Non so se, quando e dove si potrà vedere in Italia il film-documentario  Salafistes images-1. Il lungometraggio franco-mauritano sulla quotidianità della Sharia. Vietato ai minori di 18 anni è anche un’ anteprima nella storia della censura cinematografica e comunque un compromesso rispetto a chi ne voleva assolutamente vietare l’uscita nelle sale. La paura era ovviamente quella di un possibile, malefico, contagio. Qualche giorno fa mi sono messo in fila all’entrata dell’unico locale del centro di Parigi che programmava il film. Una coda lunga, inquieta e silenziosa, preoccupata, malinconica. Nella pellicola vengono intervistati i carnefici del fondamentalismo, alcuni emiri predicatori, imams salafiti, e qualche vittima felice di esserlo. Il teatro delle riprese è soprattutto in Mali, a Timbuktu, in Tunisia e in Mauritania. La predicazione è tranquilla, banale, califfi-intellettuali, circondati dai testi sacri, che spiegano quanto sia bello e giusto uccidere e sgozzare, farsi saltare in aria in una discoteca portando con se centinaia di vite nel nome di Dio. Parlano di come abbiano tolto il peccato dai villaggi e dalle città sotto il loro “misericordioso” controllo. Il peccato è infatti nell’uomo, che, debole, deve essere raddrizzato per raggiungere il Paradiso. Il passaggio su questa terrà è una irripetibile ma triste preparazione alle meraviglie del futuro Paradiso di miele e di latte. Parla un giovane a cui è stata pubblicamente tagliata la mano destra ma che, curato a spese dell’Amministrazione, è felice di aver così pagato il debito e di rientrare nella pia comunità dei credenti. Così un ragazzino omosessuale che prima di venir gettato giù da un alto condominio ringrazia e abbraccia i carnefici. La musica, il sesso, il corpo delle donne, capelli, mani e caviglie comprese, l’alcool, anche quello di una birretta, la blasfemia e poi tutta quella serie di “peccati” tipici di una società infedele richiedono fermezza. La misericordia viene declinata con la frusta e con la spada…E’ l’idea terribile del Dio del vecchio Testamento. E’ un’ idea amministrativa, politico-ideologica di un Islam conquistatore.

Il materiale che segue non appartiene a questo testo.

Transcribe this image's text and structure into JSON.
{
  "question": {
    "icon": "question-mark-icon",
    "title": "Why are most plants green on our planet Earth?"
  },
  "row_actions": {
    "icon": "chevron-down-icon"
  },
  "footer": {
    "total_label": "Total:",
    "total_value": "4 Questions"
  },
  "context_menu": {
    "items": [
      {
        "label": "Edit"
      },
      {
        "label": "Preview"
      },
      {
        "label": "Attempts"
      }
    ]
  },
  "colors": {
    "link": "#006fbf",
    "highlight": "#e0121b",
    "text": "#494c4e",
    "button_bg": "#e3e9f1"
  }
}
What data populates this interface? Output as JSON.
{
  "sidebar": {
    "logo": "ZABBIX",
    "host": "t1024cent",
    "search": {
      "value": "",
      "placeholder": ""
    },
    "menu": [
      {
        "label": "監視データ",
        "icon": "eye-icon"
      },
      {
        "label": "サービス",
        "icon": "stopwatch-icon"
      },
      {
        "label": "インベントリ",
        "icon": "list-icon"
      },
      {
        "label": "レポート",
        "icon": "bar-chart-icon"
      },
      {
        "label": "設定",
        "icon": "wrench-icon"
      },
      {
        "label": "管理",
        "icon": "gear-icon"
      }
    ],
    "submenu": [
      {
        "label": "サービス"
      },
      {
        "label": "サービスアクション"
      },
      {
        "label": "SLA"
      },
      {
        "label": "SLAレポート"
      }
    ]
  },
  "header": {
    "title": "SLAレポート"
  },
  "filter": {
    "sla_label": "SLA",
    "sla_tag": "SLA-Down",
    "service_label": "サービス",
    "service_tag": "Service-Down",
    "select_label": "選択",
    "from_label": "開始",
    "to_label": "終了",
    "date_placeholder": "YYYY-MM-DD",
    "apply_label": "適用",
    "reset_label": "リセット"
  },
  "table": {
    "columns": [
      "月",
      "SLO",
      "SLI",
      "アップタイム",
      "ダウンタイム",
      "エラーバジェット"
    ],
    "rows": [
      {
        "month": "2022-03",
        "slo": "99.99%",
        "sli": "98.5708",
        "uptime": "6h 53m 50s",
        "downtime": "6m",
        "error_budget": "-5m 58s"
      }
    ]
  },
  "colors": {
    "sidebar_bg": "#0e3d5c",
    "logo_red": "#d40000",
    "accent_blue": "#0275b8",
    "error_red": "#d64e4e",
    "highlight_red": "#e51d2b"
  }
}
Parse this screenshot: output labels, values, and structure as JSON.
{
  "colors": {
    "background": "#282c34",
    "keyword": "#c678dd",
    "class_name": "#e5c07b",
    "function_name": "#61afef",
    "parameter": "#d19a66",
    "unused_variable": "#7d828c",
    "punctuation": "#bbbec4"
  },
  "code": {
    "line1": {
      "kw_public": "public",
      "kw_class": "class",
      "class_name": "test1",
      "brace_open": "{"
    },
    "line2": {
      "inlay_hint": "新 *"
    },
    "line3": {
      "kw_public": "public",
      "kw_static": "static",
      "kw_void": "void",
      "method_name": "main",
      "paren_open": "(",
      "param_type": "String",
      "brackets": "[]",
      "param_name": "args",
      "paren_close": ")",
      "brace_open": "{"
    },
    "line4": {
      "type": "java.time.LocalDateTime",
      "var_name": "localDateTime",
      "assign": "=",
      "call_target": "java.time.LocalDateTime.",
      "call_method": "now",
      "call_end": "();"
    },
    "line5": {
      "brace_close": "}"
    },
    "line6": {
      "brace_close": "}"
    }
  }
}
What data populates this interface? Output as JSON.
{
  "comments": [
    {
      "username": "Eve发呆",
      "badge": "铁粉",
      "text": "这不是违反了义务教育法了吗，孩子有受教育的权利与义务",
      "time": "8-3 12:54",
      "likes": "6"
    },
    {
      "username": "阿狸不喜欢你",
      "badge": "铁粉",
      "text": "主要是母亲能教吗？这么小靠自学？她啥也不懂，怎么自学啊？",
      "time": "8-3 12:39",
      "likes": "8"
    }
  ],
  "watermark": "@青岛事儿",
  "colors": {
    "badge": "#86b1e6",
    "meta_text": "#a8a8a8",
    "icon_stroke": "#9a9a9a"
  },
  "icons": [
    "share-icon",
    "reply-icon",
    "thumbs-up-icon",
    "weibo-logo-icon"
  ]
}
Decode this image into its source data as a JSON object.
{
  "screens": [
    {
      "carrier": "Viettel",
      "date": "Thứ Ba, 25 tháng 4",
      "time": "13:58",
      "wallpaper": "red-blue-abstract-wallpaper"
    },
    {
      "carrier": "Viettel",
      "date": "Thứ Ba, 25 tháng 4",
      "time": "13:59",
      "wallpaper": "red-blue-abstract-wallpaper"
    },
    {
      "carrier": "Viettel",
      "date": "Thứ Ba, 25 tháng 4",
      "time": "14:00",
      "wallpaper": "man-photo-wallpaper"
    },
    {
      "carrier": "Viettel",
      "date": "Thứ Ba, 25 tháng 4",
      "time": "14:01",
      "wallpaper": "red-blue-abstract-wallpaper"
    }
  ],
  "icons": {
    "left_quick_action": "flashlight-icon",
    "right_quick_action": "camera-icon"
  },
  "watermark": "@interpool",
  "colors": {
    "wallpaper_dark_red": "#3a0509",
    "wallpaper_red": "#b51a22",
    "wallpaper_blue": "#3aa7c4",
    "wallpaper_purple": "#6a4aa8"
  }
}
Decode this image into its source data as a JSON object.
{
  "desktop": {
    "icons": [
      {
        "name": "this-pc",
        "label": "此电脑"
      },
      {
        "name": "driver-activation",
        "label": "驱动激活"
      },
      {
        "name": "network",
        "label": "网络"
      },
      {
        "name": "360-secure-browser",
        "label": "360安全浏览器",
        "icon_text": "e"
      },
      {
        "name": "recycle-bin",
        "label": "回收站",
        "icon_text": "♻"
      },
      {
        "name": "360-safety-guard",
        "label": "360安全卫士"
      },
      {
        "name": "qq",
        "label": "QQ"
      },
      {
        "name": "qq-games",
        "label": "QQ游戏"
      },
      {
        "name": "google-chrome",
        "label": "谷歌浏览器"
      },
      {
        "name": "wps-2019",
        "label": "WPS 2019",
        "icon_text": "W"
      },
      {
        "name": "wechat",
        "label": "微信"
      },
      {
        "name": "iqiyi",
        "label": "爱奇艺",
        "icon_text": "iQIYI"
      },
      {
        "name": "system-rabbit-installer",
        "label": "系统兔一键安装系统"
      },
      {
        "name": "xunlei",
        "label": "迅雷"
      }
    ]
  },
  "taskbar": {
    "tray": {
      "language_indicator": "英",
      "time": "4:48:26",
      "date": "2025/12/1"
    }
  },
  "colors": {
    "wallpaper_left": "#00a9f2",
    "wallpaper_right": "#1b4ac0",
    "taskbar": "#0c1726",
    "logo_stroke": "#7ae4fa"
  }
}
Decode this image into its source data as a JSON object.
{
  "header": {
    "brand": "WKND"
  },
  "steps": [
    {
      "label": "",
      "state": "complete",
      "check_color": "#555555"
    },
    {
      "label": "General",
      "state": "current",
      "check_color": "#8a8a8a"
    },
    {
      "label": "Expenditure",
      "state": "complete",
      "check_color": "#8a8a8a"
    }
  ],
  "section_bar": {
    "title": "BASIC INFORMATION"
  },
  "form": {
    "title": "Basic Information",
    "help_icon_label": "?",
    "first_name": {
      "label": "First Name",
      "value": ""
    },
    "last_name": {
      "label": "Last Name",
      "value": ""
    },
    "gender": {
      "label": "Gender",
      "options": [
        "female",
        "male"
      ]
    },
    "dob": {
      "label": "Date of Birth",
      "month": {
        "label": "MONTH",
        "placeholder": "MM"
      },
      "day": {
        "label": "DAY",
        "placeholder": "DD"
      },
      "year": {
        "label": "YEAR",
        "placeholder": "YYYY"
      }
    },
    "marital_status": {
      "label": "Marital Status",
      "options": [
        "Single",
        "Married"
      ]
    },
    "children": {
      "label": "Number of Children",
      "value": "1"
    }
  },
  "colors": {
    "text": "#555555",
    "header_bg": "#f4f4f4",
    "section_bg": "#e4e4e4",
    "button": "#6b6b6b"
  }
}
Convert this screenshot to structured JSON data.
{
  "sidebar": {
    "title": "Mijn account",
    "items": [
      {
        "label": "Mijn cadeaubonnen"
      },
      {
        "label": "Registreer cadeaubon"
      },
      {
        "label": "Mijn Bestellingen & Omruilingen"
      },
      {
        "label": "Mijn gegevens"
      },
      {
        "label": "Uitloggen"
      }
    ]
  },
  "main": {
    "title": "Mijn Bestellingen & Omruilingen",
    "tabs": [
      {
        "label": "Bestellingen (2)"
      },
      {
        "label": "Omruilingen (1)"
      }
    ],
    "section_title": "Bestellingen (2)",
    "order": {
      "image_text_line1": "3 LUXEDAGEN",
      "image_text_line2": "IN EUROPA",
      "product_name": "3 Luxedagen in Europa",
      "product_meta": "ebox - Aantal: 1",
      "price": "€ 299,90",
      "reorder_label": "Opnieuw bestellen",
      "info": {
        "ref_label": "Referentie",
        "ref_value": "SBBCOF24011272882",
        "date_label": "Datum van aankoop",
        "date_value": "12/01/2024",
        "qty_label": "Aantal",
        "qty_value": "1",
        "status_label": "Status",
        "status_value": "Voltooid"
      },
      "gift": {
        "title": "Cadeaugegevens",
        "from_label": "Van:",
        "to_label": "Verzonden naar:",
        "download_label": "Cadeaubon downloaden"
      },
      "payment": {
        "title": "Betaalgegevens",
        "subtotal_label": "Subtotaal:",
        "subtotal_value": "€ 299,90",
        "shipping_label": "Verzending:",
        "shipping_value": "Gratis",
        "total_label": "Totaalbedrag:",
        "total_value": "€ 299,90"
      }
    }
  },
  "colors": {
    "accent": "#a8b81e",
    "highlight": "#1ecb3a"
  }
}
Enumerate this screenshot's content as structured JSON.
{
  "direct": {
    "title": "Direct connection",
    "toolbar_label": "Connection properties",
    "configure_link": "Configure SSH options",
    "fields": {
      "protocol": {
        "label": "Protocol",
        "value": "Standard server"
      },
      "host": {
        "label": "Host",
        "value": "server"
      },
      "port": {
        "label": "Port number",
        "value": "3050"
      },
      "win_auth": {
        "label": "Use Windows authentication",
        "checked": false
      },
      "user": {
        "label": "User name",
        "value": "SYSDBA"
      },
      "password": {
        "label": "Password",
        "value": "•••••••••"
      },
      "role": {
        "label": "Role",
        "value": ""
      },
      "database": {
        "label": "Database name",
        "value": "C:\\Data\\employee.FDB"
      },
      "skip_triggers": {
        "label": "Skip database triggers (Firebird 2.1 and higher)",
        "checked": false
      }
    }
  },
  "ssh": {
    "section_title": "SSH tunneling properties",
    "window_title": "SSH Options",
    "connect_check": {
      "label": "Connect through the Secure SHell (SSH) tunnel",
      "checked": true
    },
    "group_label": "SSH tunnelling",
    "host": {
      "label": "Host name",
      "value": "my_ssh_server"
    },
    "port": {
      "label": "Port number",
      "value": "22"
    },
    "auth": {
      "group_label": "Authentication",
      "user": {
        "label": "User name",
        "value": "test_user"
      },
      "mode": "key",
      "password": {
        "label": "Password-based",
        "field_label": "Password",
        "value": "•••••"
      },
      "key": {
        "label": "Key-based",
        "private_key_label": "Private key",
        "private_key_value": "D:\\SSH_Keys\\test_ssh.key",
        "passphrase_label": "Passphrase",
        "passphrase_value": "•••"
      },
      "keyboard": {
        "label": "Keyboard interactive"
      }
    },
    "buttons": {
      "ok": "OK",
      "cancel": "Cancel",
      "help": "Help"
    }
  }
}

La verità più inquietante è vedere però come non sia affatto un -ritorno al medioevo-: al Tempo, la “fede”, era molto meno invasiva, assai più tollerante. Nell’Islam di Averroes, mussulmani, ebrei e cristiani vivevano in quartieri limitrofi senza grandi problemi e, più o meno, fino al 1980 è stato così. A Kabul, Teheran, Damasco e Bagdad le ragazze in minigonna andavano a ballare. In qualche modo allora DAECHE rappresenta una postmoderna visione totalitaria dell’Islam. Visione terrificante e assassina che, ahimè, sa attrarre anche migliaia di giovani europei assetati di “valori” e di sangue. La prima scena del film è la rincorsa, la caccia, con un lussuoso fuoristrada carico di Jihadisti, tra le dune di un deserto, ad una veloce e bellissima gazzella. Sparano con i mitragliatori e la colpiscono. La gazzella inciampa, cade, ansima ancora. Tra grida di vittoria, i combattenti, scendono allora dalla jeep e con un lungo coltello, scoprendone il graziosissimo collo, la sgozzano. Penso sia questa la scena che svela. L’odio per la vita e per la libertà, per la luce del sole e per la bellezza, per l’ebrezza e la gioia del corpo. La gioia gratuita che dovrebbe bastare a giustificare la vita stessa. Penso sia questa la posta in gioco.